Updated on March 9, 2023
What’s The Appropriate Risk Level In Your Investment Portfolio? Order A Tesla.
Have you ever purchased a Tesla automobile? The ordering process is rather remarkable: your car is custom made to your specifications, then either delivered to your nearest service center or directly to your front door. Every option, from paint to battery to roof to wheels, is designed by you. Tesla eschews the days of shopping from the limited inventory of an automaker car lot, an experience that invites compromise in favor of immediacy (“I can drive it home today!”). The Tesla ordering process requires an investment of time, energy, and patience by the purchaser to document what he/she wants and then wait while the car is manufactured and delivered. While this approach might drive the stereotypical social-media gorging Millenial to the looney bin, it likely contributes to Tesla’s high customer satisfaction ratings, as it engages the consumer, with their input at the forefront, encouraging satisfaction with an outcome of their own making. Would you rather have a product sold to you or designed by you?
The best process for the allocation of your investment portfolio is no different than ordering a Tesla. It first requires input from you along six axes:
Static | Dynamic |
---|---|
1) Current inventory of assets (homes, cars, investment securities, retirement benefits, etc.) | 4) Projected future earnings and net savings |
2) Current inventory of liabilities (monthly fixed and variable expenses, including outstanding debt) | 5) Financial and life goals (including large discretionary purchases, family size, education, and retirement) |
3) Current age and projected lifespan (health factors, etc.) | 6) Investment risk preferences |
With these variables defined, a financial professional can lead you through finalization of the “car” specifications. By defining the aspects of the future you envision, especially your life goals, the probability of achieving them can be quantified and adjusted, just as you change the car options and view them on a virtual image while weighing their costs.
You want to buy a house in five years, but you aren’t saving much and you have an aversion to investment risk? You will likely need to spend less now and increase your investment risk appetite to meet the goal. You’re 50 years old and want to retire at 60, but your asset balances are average for your age and income, you are in good health with a long expected lifespan, and you also want to buy an expensive boat in two years? You will likely need to compromise on the new boat purchase or target a later retirement age, or both. And so goes the configuration process: it’s a give and take based on what you have and what you want, often in concert with software that can quantify risk and return probabilities, encapsulate variables like negative sequence of returns risk, and project cash flows based on savings, costs, and asset flows. This process can produce a probability of success score for each goal, quantifying the impact of the specifications you choose.
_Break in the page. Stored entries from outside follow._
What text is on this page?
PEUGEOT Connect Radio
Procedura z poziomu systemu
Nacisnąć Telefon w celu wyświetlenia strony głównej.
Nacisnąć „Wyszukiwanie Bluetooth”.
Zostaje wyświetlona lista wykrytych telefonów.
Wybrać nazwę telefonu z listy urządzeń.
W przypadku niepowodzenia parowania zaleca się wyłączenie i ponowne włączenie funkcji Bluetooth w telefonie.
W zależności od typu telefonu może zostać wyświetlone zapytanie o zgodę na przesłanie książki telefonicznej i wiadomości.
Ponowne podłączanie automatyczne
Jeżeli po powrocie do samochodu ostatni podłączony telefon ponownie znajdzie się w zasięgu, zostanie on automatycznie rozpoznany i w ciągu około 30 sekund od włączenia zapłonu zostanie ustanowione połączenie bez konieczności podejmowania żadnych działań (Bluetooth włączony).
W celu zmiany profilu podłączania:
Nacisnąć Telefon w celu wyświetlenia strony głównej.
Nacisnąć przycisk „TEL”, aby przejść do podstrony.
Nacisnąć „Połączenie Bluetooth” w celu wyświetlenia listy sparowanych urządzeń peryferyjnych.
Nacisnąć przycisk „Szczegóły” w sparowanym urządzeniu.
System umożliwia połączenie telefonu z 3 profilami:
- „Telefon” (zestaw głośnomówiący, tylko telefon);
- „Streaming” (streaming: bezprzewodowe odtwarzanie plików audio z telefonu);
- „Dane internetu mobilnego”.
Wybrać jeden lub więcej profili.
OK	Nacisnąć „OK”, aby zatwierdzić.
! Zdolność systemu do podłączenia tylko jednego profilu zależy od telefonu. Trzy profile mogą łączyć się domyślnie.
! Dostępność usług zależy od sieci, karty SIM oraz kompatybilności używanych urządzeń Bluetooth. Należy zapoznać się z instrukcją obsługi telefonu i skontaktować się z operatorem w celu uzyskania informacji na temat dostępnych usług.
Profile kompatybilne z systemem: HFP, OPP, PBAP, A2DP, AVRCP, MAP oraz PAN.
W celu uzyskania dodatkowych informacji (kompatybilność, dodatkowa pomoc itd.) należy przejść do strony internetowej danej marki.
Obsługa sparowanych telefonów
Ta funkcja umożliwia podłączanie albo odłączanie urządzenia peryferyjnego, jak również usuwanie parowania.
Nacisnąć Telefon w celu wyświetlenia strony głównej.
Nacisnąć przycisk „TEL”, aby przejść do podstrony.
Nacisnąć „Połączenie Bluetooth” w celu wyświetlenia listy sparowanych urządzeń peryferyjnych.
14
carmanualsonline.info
Let’s distill these examples even further. What “options” on the “car” can you really control? Recall the 6 axes defined above. Three of them can change moving forward (Dynamic column), while the other three (Static column) are fixed at the point of analysis, like standard equipment on every “car” model. Thus, choosing the right “car” is really an exercise in moving three financial levers: savings, goals, and investment risk. Further, two of those levers, savings and investment risk, have limits on their spectrum: only so much of future earnings can be saved (given reasonable spending needs), and only so much investment risk can be taken (without borrowing/leverage, which is another subject entirely). The lever with the most flexibility: financial/life goals. Thus, financial planning is an exercise in setting reasonable goals given limits in what can be achieved through savings and returns on invested assets. Other preferences around savings and investment risk may also reduce your life goals, such as wanting a high standard of current living or a low risk investment portfolio for peace of mind. Of course, the “standard equipment”, like a high current level of assets (perhaps inherited or earned through your career) or young age, may help to facilitate your life goals. The point is to go through the detailed process of understanding the “standard equipment” and picking the “options” on the “car” until you determine a model that you can accept… and afford.
Once you’ve come to a good conclusion on reasonable specifications for the “car”, it’s sent off to the manufacturing plant for assembly. It’s here where the appropriate investment risk model is married to your accepted goals and financial variables. As a best practice, the risk models are delineated by “high risk” and “low risk”, where the most important factor in the model is the proportion of assets allocated to each category, with the “high risk” category offering a higher expected return at the expense of greater investment return variability. Engineering of the asset classes that lie within each category, and, to a lesser extent, the underlying investments themselves, can add value to the assembly of the “car”, but by far the most important decision, one that has the greatest effect on portfolio returns, is the allocation of assets to “high risk” investments vs. “low risk” investments. In the Tesla metaphor, the correct “assembly line” (risk model) to produce the “car” (risk:return ratio, savings rate, goals, etc.) you need was determined in the configuration process described above. The investment advisor’s job is to flip the right switch, initiate the right assembly, and maintain the “plant and equipment” (research and analysis on asset categories, classes and investment options) so that the car is produced with minimal defects. Once in service, ongoing “car maintenance” (risk rebalancing, tax loss harvesting, risk model calibration, etc.) is necessary, but Tesla being the innovator that it is, many of these updates are delivered remotely through a software upgrade to its operating system! So, too, should an advisor’s service offerings be minimally invasive to you, occuring in the background while the “car” continues to run.
Of important note, the Tesla you buy today may not be the Tesla you need at a future point in time. For instance, the investment risk model that’s appropriate during the asset accumulation (working) phase of your life may be fundamentally different than the one you need during decumulation (retirement). A viable risk planning strategy is to accumulate to the point that an assumed “low risk” return on a portion of your asset base (including Social Security, defined benefit pensions, annuities, etc.) covers your essential retirement expenses, assumed inflation, and taxes, with the residual allocated to “high risk.” Prior to that point, an aggressive risk profile across the asset base, paired with a savings strategy, may be appropriate to grow the nest egg to an acceptable level. Thus, allocation of investment risk is a living, breathing exercise that requires regular analysis, especially as you approach and achieve major financial goals or life circumstances change.
Elon Musk built Tesla, Inc., into a car (and energy/storage) company that has more equity value than competitors that produce 100 times as many cars. It did so by tailoring each car to its customers’ needs based on their input, gaining their buy-in during the configuration process, and retaining it through superior manufacturing, maintenance and service offerings. Use this paradigm when thinking through your financial life. Know that the goals you achieve are based on the goals that you design; make sure your circumstances drive the design, and be an active participant and decision maker in that process. Choose an advisor with an assembly plant that has a robust investment risk model as the manufacturing equipment and a maintenance and service offering that makes necessary changes and updates with minimal inconvenience to you. Finally, make sure to assess your “car” needs at inflection points in your life, especially around retirement and other financial goals. In short, go order and own a Tesla: it’s the best financial blueprint out there.